Says Jesse Lumsden, former CFL star and 3-time Olympian in bobsleigh: “When you realize that you’re 23, 25, 30… you still hopefully have sixty years left of your life… that’s a lot of space to fill and a lot of life to live. So, it’s not the end of the world, there’s a lot of other things out there and you just gotta start figuring out what’s the best way to take advantage of that.”
Says Recently Retired Athlete: “Wait, what? Am I supposed to be psyched about facing down the next sixty years of my life with absolutely no idea what I want to do or how anyone will ever give me a job when all I’ve ever done with my life is (choose one): skate in circles, push a big sled, lift and lower some weights, ski downhill really, really fast, kick a ball into a net…? It IS the end of the world!!”
Ah yes, the bridge that all athletes must cross one day. From HERE, where it is safe and comfortable, where people take care of me and I’m like the best in the world at something really important, to THERE, where I am unsure and scared, where I feel alone and like I’m not good at anything.
The fear is only natural, but not fatal, says Lumsden, who works in business development for Resource Merchant Capital. “I think that a lot of people get scared once they come to that bridge, but they need to understand that there is opportunity out there.

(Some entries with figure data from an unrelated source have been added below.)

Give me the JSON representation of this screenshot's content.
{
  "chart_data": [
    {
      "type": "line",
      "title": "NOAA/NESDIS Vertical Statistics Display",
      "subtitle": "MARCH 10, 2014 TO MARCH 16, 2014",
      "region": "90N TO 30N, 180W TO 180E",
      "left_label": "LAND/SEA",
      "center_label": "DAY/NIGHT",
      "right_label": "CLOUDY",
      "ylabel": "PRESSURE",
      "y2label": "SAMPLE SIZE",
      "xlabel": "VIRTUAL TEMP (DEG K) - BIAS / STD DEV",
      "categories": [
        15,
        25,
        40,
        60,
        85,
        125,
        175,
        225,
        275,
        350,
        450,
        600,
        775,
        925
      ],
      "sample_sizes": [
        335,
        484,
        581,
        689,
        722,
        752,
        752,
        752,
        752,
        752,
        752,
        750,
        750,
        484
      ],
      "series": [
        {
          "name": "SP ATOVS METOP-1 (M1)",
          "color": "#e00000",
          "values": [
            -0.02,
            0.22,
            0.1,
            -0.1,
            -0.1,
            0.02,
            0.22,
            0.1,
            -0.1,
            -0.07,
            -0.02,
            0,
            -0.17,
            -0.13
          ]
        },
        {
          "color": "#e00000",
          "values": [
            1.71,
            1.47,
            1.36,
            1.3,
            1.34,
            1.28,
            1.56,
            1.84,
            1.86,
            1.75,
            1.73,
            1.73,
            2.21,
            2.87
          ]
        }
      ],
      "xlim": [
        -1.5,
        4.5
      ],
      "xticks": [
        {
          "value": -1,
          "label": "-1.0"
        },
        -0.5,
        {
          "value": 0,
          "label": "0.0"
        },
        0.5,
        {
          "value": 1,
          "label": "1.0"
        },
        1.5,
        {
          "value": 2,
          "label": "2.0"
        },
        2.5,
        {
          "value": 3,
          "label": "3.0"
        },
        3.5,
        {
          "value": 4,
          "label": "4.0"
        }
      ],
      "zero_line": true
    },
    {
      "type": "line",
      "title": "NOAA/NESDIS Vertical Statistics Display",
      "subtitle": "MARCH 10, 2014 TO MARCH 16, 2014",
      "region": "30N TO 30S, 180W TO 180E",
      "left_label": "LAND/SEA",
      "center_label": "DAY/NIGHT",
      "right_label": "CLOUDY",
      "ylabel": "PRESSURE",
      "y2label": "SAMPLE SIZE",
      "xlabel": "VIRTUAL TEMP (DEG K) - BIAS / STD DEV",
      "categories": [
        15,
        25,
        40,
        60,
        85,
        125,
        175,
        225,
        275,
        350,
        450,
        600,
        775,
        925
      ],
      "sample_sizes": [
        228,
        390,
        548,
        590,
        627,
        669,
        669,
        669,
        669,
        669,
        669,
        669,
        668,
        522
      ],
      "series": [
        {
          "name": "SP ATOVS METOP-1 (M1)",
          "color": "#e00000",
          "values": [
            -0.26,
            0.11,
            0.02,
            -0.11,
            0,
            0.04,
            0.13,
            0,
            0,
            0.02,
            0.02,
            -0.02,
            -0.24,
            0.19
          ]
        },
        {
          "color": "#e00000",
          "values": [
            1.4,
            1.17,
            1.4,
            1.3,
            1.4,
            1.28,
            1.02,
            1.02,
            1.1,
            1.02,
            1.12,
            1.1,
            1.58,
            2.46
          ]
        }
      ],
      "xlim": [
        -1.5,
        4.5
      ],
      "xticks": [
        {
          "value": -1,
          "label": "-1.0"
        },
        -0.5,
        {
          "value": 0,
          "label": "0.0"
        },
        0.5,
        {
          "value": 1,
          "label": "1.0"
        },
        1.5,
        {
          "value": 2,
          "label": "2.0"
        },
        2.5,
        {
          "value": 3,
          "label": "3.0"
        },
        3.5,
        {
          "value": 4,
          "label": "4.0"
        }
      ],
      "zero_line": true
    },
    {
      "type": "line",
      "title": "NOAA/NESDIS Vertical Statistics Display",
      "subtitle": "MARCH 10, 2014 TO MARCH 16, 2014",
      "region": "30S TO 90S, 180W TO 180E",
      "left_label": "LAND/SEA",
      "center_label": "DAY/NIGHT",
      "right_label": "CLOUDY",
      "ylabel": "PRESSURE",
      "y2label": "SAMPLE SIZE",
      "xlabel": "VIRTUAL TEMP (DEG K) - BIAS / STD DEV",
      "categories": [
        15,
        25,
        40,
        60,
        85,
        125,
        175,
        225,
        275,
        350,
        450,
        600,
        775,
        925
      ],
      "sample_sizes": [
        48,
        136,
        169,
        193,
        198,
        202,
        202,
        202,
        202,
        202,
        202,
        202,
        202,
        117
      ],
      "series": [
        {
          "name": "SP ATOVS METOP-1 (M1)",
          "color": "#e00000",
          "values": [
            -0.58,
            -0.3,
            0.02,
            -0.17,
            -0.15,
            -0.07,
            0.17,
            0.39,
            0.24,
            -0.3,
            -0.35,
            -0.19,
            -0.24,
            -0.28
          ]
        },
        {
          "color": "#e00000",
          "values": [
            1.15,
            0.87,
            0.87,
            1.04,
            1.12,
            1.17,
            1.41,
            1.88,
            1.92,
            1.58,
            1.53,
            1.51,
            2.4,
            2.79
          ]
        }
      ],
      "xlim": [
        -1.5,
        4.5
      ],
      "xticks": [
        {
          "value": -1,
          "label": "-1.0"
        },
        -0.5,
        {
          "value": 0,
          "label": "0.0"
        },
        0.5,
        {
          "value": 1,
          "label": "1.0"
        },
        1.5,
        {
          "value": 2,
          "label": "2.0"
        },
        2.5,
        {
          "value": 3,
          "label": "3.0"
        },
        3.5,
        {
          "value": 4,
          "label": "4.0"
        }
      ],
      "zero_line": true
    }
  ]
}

You can’t close yourself off, you have to try to be more open and understand that you bring a lot to the table as an athlete.”
Bridging that gap is what Lumsden and fellow Canadian athletes, all at different stages of their careers, were doing in Calgary at the recent Game Plan Summit hosted by the Canadian Sport Institute Calgary. Game Plan, powered by Deloitte, is Canada’s total athlete wellness plan whose mission is supporting national team athletes to live better and more holistic lives, during and after their careers.
The summit featured keynote speakers, panel discussions, breakout sessions and networking opportunities, all geared towards getting through transition. Whether transition is staring a recently retired athlete in the face, or still years away for others, like Paralympic superstar in cross-country skiing, Mark Arendz, there was something for everyone to start preparing for what could be next.
Arendz, who won six medals at the 2018 Paralympics, says he’s had trouble in the past finding balance between school and sport, and hopes that Game Plan can help him stay on track in sport and for the future.
“I’ve always believed that having a plan for what’s next after a goal or a career in cross-country skiing and sport helps with the moment, living in that moment and performing in that moment. So that’s kind of why I wanted to come here and get that start on it,” he explains.
Lumsden says athletes have so much to offer and if they understand that they can translate those skills, they’ll see they have a lot of potential outside sport too. “I think athletes need to hear that, they need the confidence, but they also need to know it’s not easy,” he says. “It’s going back to square one again.”
Says Game Plan Attendee: “Ok, phew. It’s all going to be okay. I’ve got tools, I’ve got resources and heck, I’ve been to the Olympics! I know Game Plan has my back and even though I’m not exactly sure how it will all turn out, I know I’ve got what it takes to be world-class at whatever I put my mind to.”